Cette logique naturaliste est pourtant déjà présente dans plusieurs constitutions et décisions nationales comme en Bolivie ou encore en Colombie. Mais reste le Droit international…

Les travaux du Jérémie Gilbert, professeur de Droits Humains, démontrent que le Droit international repose sur une séparation radicale entre l’humain et la nature. Un héritage du colonialisme et de la souveraineté étatique.

Bousculer la logique naturaliste

La Nature est une ressource, elle n’a aucun droit propre, les États peuvent l’exploiter librement au nom de leurs intérêts économiques.
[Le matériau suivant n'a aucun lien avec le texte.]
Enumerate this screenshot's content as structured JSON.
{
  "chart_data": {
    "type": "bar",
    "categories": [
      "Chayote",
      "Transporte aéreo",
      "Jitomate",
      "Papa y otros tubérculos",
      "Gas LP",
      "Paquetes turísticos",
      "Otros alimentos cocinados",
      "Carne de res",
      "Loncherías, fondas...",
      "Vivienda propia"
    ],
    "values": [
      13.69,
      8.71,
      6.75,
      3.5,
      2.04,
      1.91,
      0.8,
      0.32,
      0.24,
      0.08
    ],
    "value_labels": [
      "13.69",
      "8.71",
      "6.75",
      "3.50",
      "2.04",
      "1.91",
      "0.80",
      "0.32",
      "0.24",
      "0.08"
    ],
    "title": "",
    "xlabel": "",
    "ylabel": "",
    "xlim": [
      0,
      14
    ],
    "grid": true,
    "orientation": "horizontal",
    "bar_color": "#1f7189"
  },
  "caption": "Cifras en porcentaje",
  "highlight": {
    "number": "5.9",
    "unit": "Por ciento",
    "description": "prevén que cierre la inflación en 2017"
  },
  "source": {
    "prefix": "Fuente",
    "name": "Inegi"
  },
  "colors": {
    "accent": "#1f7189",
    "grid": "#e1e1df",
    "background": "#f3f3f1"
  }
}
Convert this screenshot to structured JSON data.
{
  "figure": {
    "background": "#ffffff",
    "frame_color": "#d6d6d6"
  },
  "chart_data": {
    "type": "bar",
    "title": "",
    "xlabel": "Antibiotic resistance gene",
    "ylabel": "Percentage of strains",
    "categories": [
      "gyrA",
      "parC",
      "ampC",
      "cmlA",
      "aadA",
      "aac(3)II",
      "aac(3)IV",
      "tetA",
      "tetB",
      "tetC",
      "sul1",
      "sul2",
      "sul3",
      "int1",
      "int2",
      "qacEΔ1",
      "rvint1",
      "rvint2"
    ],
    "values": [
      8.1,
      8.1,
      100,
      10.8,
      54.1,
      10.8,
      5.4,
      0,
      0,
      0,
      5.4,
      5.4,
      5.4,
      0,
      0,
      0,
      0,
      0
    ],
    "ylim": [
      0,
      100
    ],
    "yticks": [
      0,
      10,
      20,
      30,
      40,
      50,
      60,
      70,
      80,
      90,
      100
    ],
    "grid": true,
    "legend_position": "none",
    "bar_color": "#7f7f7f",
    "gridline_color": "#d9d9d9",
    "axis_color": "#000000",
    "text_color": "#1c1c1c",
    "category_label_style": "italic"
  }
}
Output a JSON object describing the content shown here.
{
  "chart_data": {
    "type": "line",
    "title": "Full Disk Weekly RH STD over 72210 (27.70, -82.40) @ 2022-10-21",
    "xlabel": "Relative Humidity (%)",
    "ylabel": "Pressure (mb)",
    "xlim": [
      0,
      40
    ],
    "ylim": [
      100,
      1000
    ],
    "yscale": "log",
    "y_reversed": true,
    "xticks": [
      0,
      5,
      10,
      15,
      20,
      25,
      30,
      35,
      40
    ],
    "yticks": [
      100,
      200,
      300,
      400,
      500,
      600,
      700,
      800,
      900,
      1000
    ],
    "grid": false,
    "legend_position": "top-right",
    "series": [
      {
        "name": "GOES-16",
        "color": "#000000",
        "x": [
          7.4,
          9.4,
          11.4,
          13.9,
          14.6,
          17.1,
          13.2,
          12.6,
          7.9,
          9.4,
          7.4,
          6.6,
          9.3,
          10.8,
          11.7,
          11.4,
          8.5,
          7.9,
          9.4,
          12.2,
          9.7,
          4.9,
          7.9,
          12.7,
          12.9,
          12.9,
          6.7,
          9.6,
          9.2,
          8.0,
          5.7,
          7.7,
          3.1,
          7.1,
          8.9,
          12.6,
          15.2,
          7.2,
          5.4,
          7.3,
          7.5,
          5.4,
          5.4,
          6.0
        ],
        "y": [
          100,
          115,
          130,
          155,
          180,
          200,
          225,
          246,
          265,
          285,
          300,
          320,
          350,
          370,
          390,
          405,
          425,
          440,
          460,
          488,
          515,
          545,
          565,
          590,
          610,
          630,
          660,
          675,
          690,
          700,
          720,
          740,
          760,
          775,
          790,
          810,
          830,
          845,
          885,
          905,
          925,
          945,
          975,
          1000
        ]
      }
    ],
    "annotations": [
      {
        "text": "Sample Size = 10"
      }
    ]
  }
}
Difficile pour une autre vision du vivant de trouver sa place dans ce cadre.

La Pachamama

En 2010, en Bolivie, la Conférence mondiale des peuples marque un tournant : on y demande que Pachamama soit reconnue comme un être vivant, lié à nous par une relation indivisible et interdépendante, complémentaire et spirituelle.

Instaurer une vision unique de la Nature, c’est retomber dans l’universalisme. Et cet universalisme, lui, efface les visions du monde des Peuples Autochtones.

Les Droits de la Nature impose une reconnaissance juridique modelée par et pour une certaine culture.

On est loin de reconnaître les systèmes relationnels propres à des Peuples Autochtones.